There is a pendulum that is excited by a Dirac Comb.
$l \ddot\theta+b\dot \theta+g\theta=G\,\sum_{-\infty}^\infty\delta(t-nT)$
where $l, b, g, G$ are constants and $T=\dfrac{2\pi}{\omega}$.
Show that the resulting motion is given by
$\theta(t)=\dfrac{G}{Tl\omega^2}+\dfrac{2G\cos(\omega t-\frac{\pi}{2})}{Tb\omega}$+[terms with frequencies $\ge$ 2$\omega$]
and explain why the higher frequency terms are supressed.

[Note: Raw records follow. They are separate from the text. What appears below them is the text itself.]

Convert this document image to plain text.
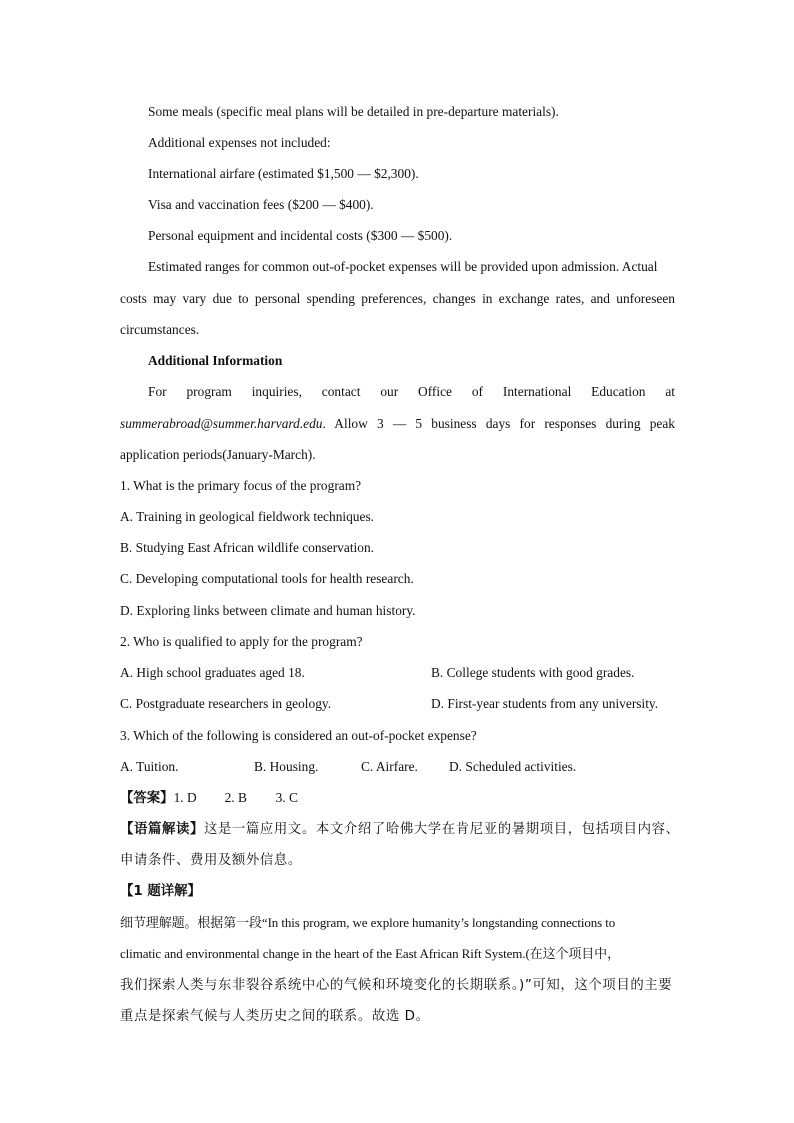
Some meals (specific meal plans will be detailed in pre-departure materials).
Additional expenses not included:
International airfare (estimated $1,500 — $2,300).
Visa and vaccination fees ($200 — $400).
Personal equipment and incidental costs ($300 — $500).
Estimated ranges for common out-of-pocket expenses will be provided upon admission. Actual
costs may vary due to personal spending preferences, changes in exchange rates, and unforeseen
circumstances.
Additional Information
For program inquiries, contact our Office of International Education at
summerabroad@summer.harvard.edu . Allow 3 — 5 business days for responses during peak
application periods(January-March).
1. What is the primary focus of the program?
A. Training in geological fieldwork techniques.
B. Studying East African wildlife conservation.
C. Developing computational tools for health research.
D. Exploring links between climate and human history.
2. Who is qualified to apply for the program?
A. High school graduates aged 18.	B. College students with good grades.
C. Postgraduate researchers in geology.	D. First-year students from any university.
3. Which of the following is considered an out-of-pocket expense?
A. Tuition.	B. Housing.	C. Airfare. D. Scheduled activities.
【答案】1. D 2. B 3. C
【语篇解读】这是一篇应用文。本文介绍了哈佛大学在肯尼亚的暑期项目，包括项目内容、
申请条件、费用及额外信息。
【1 题详解】
细节理解题。根据第一段“In this program, we explore humanity’s longstanding connections to
climatic and environmental change in the heart of the East African Rift System.(在这个项目中，
我们探索人类与东非裂谷系统中心的气候和环境变化的长期联系。)”可知，这个项目的主要
重点是探索气候与人类历史之间的联系。故选 D。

My first take was to rearrange to
$ \ddot\theta+\dfrac{b}{l}\dot \theta+\omega^2\theta=\frac{G}{l}\,\sum_{-\infty}^\infty\delta(t-nT)$
where $\omega=\sqrt{\dfrac{g}{l}}$
Then, taking the Laplace transform of both sides I got
$\Theta(s)=\dfrac{G}{l\,\sqrt{\omega^2-\left(\frac{b}{2l}\right)^2}}\, \dfrac{\sqrt{\omega^2-\left(\frac{b}{2l}\right)^2}}{\left(s+\frac{b}{2l} \right)^2-\left(\left(\frac{b}{2l}\right)^2-\omega^2 \right)}\, \dfrac{1}{1-e^{-sT}}$
which, as far as I'm concerned transforms to
$\theta(t)=\dfrac{G}{l\,\sqrt{\omega^2-\left(\frac{b}{2l}\right)^2}}\sum_{n=0}^\infty\,H(t-nT)\,e^{-\frac{b}{2l}(t-nT)}\sin\left(\sqrt{\omega^2-\left(\frac{b}{2l}\right)^2}(t-nT) \right)$
And, assuming that this is a correct form of the solution, I can't see how that is equivalent with the function given in the question. I reckon it has something to do with using Fourier series/transform instead? If so, I'm not sure how to do that. Or, is there a way to convert my solution into the given one?
I've been struggling with this for a good few days now, so any help would be much appreciated.
Best Answer
The distinction between apparent solutions via Laplace transform and via Fourier transform depends meaningfully on the function-space that the "target" function is in, and the desired solution is in.
Suppressing some of the constants to reduce clutter, consider the equation $$ \theta''+a\theta'+\theta=\sum_{n\in\mathbb Z}\delta_n $$ Under various external context assumptions, we might suppose that the solution $\theta$ is at worst a tempered distribution (the right-hand side is such). This excludes exponentially-growing (either forward or backward) solutions $\theta$. In particular, unless the constants $a,b$ on the left-hand side are such that solutions to the characteristic equation $\lambda^2+a\lambda+b=0$, the homogeneous equation has no tempered-distributions solutions (except $0$).
The Poisson summation formula is the assertion that $\sum_n\delta_n$ is its own Fourier transform. Thus, again up to essentially irrelevant constants, $$ -x^2\widehat{\theta}+bix\widehat{\theta}+c\widehat{\theta}\;=\;\sum_n\delta_n $$ which suggest that $$ \widehat{\theta} \;=\; \sum_n {\delta_n\over -x^2+bix+c} \;=\; \sum_n {\delta_n \over -n^2+bin+c} $$ Yes, there is a technical problem if the denominator should vanish... :)
Transforming back, again suppressing constants, $$ \theta(t) \;=\; \sum_n {e^{2\pi int}\over -n^2+bin+c} $$ This shows the mechanism...